The President's Dismissal on Journalist's Murder Represents a Disturbing Development.

“Incidents take place.” Just two words. That’s all it took for the US president to effectively dismiss what is probably the most notorious murder of a reporter of the past ten years – and in so doing plumbed a new low in his disregard toward journalists, for the media – and for the truth.

The Context

The American leader’s dismissal of the murder of well-known reporter the Washington Post columnist came during a media briefing with the Saudi crown prince, Mohammed bin Salman – a man whom the US intelligence concluded in a 2021 report had ordered the abduction and murder of the journalist in 2018. (Prince Mohammed has rejected accusations.)

The US intelligence services were not the sole entities to determine the homicide – which took place in the Saudi consulate in Istanbul and in which the 59-year-old Khashoggi was drugged and dismembered – was approved at the highest levels. An inquiry led by then UN special rapporteur, Agnès Callamard, reached comparable findings.

Global Reactions

For a brief period, nations were in agreement in their condemnation of Saudi Arabia’s actions. The US enacted penalties and visa bans in that year over the killing, although it stopped short of sanctioning the crown prince himself. Since then, the kingdom has been gradually restoring itself – and the leader’s trip to the US capital seemed to be the ultimate sign of that rehabilitation.

White House Remarks

Critics of the government had roundly condemned the meeting. But what was on display at the White House was more alarming than could have been imagined. Not only did the president fete the Saudi leader but he effectively rewrote the facts – and then blamed the victim. The crown prince, he asserted when asked, was unaware about the murder – in direct contradiction to what his country’s own spy agencies concluded four years ago. Moreover, Trump said: “A lot of people disliked that person that you’re talking about, whether you approve of him or disapproved, incidents occur.”

Pattern of Behavior

This marks a fresh and shameful low for a president who has made little secret of his contempt for the facts – or for the media. He has defamed reporters (he called a news network, whose journalist asked the question about Khashoggi at the Saudi press conference “fake news”), scolded them in open settings (he called one a “piggy” this week for asking about his connection with the disgraced financier the convicted criminal), taken legal action against media organizations for eye-watering sums of money in vexatious law suits, and called for news outlets he doesn’t like to lose their licenses.
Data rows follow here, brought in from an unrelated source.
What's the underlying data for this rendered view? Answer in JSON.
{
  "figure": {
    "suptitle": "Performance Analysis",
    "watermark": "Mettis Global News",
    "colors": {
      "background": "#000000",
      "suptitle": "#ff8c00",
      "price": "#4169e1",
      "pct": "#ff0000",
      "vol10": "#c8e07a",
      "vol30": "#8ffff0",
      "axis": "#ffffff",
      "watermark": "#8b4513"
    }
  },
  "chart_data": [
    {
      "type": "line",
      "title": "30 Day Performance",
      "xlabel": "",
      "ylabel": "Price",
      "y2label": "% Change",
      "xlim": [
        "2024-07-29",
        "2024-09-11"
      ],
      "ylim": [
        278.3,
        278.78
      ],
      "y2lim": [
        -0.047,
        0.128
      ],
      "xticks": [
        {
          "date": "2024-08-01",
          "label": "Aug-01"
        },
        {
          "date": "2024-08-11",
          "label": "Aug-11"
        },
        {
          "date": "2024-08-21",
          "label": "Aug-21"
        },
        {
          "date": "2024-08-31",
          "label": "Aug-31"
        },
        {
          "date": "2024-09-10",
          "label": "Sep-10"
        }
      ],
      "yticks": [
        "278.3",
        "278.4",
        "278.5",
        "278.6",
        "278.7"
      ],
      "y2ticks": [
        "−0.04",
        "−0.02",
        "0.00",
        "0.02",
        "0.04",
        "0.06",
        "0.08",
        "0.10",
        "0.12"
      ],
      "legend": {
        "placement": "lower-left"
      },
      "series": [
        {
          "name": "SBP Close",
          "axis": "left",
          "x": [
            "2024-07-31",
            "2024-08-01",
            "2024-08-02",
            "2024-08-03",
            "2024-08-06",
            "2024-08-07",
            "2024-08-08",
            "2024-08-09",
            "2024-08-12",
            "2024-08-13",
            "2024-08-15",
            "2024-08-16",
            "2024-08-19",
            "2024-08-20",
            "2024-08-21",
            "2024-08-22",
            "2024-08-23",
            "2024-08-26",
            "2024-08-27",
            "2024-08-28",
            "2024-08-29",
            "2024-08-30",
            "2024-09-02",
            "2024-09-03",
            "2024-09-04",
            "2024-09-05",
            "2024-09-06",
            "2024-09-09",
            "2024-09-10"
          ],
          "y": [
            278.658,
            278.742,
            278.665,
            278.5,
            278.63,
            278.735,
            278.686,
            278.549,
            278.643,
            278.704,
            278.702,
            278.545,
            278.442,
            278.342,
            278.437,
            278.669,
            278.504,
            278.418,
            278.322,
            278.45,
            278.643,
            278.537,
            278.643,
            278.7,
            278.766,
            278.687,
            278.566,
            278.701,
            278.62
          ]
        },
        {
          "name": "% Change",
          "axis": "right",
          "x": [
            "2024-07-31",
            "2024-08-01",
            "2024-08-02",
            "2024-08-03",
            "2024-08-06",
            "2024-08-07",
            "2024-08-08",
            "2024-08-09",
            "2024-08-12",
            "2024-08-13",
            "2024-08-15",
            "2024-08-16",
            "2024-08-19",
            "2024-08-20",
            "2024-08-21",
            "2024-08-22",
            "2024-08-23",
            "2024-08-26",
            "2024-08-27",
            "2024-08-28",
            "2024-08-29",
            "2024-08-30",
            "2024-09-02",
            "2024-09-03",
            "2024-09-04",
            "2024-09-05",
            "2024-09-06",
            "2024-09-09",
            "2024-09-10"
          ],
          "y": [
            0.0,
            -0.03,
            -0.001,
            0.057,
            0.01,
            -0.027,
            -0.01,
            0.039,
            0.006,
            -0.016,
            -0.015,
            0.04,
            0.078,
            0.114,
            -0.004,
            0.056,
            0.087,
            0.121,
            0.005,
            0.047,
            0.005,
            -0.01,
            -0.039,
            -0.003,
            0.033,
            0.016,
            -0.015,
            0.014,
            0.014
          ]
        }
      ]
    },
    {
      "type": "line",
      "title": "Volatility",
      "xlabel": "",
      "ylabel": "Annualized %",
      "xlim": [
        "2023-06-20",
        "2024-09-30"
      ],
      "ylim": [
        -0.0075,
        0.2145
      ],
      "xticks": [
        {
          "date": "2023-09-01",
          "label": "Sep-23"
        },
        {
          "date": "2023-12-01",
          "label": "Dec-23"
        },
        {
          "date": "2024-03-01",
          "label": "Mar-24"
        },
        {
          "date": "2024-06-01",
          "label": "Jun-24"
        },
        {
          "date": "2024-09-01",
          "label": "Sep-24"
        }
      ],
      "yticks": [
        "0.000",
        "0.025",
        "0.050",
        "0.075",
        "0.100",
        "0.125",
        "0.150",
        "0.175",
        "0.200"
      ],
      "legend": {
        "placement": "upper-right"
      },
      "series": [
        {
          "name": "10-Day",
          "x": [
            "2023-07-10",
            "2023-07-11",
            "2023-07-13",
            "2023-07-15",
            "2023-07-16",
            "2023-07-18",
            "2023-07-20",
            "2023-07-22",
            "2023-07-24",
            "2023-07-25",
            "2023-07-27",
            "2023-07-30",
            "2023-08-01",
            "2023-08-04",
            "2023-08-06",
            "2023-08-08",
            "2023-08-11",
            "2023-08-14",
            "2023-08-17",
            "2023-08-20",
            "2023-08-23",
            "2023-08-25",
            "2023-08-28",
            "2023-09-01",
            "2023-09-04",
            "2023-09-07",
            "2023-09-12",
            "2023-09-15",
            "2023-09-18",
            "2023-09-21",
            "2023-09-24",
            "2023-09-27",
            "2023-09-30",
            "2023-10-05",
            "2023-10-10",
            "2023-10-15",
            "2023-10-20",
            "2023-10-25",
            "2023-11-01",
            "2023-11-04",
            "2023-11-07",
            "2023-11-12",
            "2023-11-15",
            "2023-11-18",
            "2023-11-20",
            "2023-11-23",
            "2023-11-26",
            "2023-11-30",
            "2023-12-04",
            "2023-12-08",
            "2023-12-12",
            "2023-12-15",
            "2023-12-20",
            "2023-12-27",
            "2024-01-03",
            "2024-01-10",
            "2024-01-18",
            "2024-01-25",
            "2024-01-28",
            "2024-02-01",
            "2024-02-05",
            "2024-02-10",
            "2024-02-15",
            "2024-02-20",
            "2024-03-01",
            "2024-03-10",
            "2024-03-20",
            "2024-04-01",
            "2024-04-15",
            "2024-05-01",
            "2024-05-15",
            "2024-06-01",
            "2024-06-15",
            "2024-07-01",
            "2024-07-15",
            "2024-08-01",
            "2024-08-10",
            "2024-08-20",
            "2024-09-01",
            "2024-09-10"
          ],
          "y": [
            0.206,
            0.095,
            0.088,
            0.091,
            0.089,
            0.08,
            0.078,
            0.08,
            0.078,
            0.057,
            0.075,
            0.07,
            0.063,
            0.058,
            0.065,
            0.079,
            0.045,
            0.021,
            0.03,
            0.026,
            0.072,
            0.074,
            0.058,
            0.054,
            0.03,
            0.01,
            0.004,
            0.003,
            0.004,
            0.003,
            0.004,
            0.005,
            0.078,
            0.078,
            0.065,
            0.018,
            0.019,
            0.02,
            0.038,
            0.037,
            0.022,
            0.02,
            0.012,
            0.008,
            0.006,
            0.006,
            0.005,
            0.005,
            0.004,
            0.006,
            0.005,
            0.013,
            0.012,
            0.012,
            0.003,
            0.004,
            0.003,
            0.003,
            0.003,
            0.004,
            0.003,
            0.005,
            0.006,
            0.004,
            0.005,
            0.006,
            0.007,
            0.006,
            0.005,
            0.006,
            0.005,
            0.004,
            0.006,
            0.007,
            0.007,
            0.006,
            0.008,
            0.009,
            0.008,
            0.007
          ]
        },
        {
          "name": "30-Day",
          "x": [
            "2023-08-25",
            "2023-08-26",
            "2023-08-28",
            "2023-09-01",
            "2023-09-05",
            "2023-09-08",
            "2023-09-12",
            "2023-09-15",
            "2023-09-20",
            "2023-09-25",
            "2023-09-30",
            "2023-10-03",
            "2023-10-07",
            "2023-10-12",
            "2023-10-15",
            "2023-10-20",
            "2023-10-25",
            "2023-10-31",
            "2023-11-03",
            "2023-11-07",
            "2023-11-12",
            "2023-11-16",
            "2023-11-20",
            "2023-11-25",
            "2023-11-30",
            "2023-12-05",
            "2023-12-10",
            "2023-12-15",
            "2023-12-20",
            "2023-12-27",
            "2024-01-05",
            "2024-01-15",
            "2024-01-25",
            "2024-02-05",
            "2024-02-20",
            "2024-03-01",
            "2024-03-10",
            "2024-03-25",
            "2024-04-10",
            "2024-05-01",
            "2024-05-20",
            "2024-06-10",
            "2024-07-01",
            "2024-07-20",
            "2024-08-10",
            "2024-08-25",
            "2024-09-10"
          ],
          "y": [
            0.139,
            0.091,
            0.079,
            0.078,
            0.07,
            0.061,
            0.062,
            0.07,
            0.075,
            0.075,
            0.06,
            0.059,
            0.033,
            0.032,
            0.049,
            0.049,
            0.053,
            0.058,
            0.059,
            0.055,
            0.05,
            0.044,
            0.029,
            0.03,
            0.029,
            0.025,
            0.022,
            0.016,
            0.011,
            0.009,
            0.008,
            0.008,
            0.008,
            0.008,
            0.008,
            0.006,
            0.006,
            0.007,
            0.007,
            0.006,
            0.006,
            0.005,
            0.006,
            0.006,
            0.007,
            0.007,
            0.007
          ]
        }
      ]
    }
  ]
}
He has forced veteran news services out of the official briefing group for declining to use language of his preference, and he has slashed financial support for essential public media at home and crucial free press abroad.

Wider Consequences

All of that has fostered an atmosphere in which journalists are clearly more vulnerable in the United States, but one in which their targeting – and indeed killing – becomes not just insignificant (“incidents occur”) but acceptable (“many individuals disliked that person”).

It is no surprise that 2024 was the deadliest year on record for journalists in the more than 30 years the Committee to Protect Journalists (CPJ) has been tracking this data: a persistent failure to bring to justice those accountable for reporter murders has established a environment without consequences in which journalists’ killers are actually able to get away with murder and so continue to do so.

Nowhere is this clearer than in the Middle Eastern nation, which is responsible for the killing of over two hundred media workers in the recent period.

Effect on Society

The effect on society is deep. Attacks on journalists are assaults on facts. They are undermining of reality. They are violations of our entitlement to information and on our liberty to exist without fear and safely.

This week, CPJ gathers for its annual global journalism honors. My message there is the identical as my one for the president: such events may happen. But it is our responsibility to make sure they do not.
Ashley Marquez
Ashley Marquez

A tech journalist with a passion for exploring emerging technologies and their impact on society.